Doğal Taş ile Yakalanan Simgesellik
Elmalılı Muhammed Hamdi Yazır Mezarı tasarımıyla birincilik ödülünü kazanan Rumeysa Zeynep Kurtuluş ve ekibi, halihazırda bulunan mezar taşının kısa oluşu ve bu sebeple görünürlüğünün az olması durumunu, Elmalılı Hamdi Yazır’ın Kur’an-ı Kerim’i çevirmedeki öncülüğüyle bir araya getirerek öncü ve belirgin bir strüktür elde etmeyi amaçlamış. Bu nedenle mezarın baş kısmında yükselen ince uzun ağaç ve mezarın ayak kısmında bulunan taşı dikkate alan ekip, ağaç ile birlikte dikey bir yönelim sergileyen 15×20 cm kesite ve 200 cm uzunluğa sahip Marmara mermeri mezar taşı ile mezarlığın dışından dahi görünür bir tasarım elde etmiş.

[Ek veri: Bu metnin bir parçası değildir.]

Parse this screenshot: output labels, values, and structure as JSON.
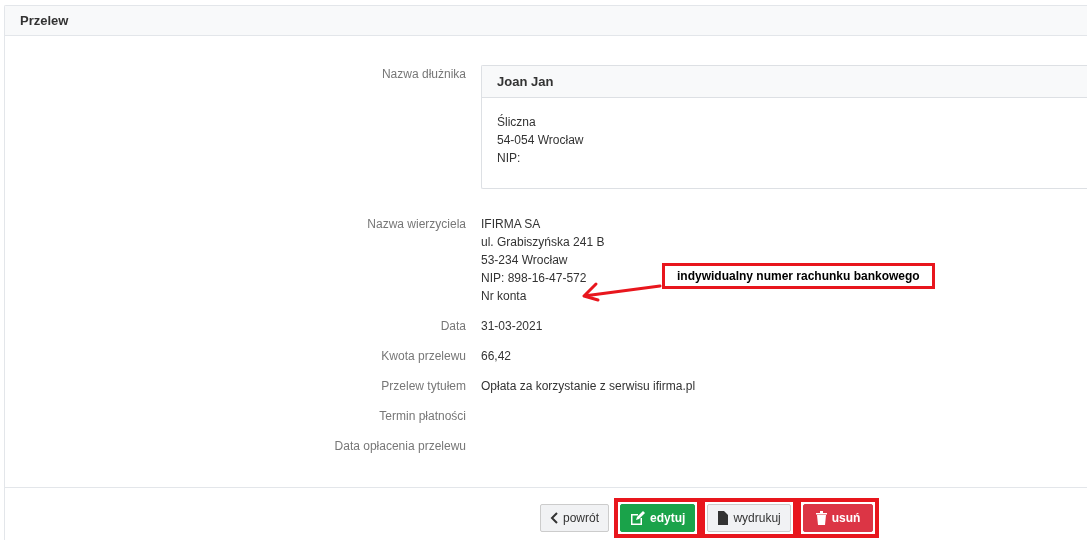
{
  "panel": {
    "title": "Przelew"
  },
  "debtor": {
    "label": "Nazwa dłużnika",
    "name": "Joan Jan",
    "lines": [
      "Śliczna",
      "54-054 Wrocław",
      "NIP:"
    ]
  },
  "creditor": {
    "label": "Nazwa wierzyciela",
    "lines": [
      "IFIRMA SA",
      "ul. Grabiszyńska 241 B",
      "53-234 Wrocław",
      "NIP: 898-16-47-572",
      "Nr konta"
    ]
  },
  "fields": [
    {
      "label": "Data",
      "value": "31-03-2021"
    },
    {
      "label": "Kwota przelewu",
      "value": "66,42"
    },
    {
      "label": "Przelew tytułem",
      "value": "Opłata za korzystanie z serwisu ifirma.pl"
    },
    {
      "label": "Termin płatności"
    },
    {
      "label": "Data opłacenia przelewu"
    }
  ],
  "annotation": {
    "text": "indywidualny numer rachunku bankowego"
  },
  "buttons": [
    {
      "label": "powrót",
      "kind": "back",
      "highlighted": false
    },
    {
      "label": "edytuj",
      "kind": "edit",
      "highlighted": true
    },
    {
      "label": "wydrukuj",
      "kind": "print",
      "highlighted": true
    },
    {
      "label": "usuń",
      "kind": "delete",
      "highlighted": true
    }
  ]
}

Çağhan Keskin ve ekibinin Halide Edip Adıvar Mezarı ve Optik Başkan Mezarı olmak üzere 2 ayrı kategoride birincilik ödülünü aldığı tasarımlarda doğal taş kullanımı öne çıkıyor. Halide Edip Adıvar ve kendinden önce vefat eden 38 yıl evli kaldığı hayat arkadaşı Abdülhak Adnan Adıvar’ı sonsuz uykularına yan yana uzanmış oldukları kabirlerinde birbirinden ayıracak ve Halide Edip’e özelleşen bir anıt mezar tasarımından bilinçli bir şekilde uzak duran tasarım, birbirini tamamlayan 2 platformdan oluşuyor. Uşak ocaklarından çıkarılan gri andezit taşının kullanıldığı platformların başında, Diyarbakır ocaklarından çıkarılan siyah Bazalt taşından yapılmış ve yine birbirini tamamlayan mezar baş taşları bulunuyor.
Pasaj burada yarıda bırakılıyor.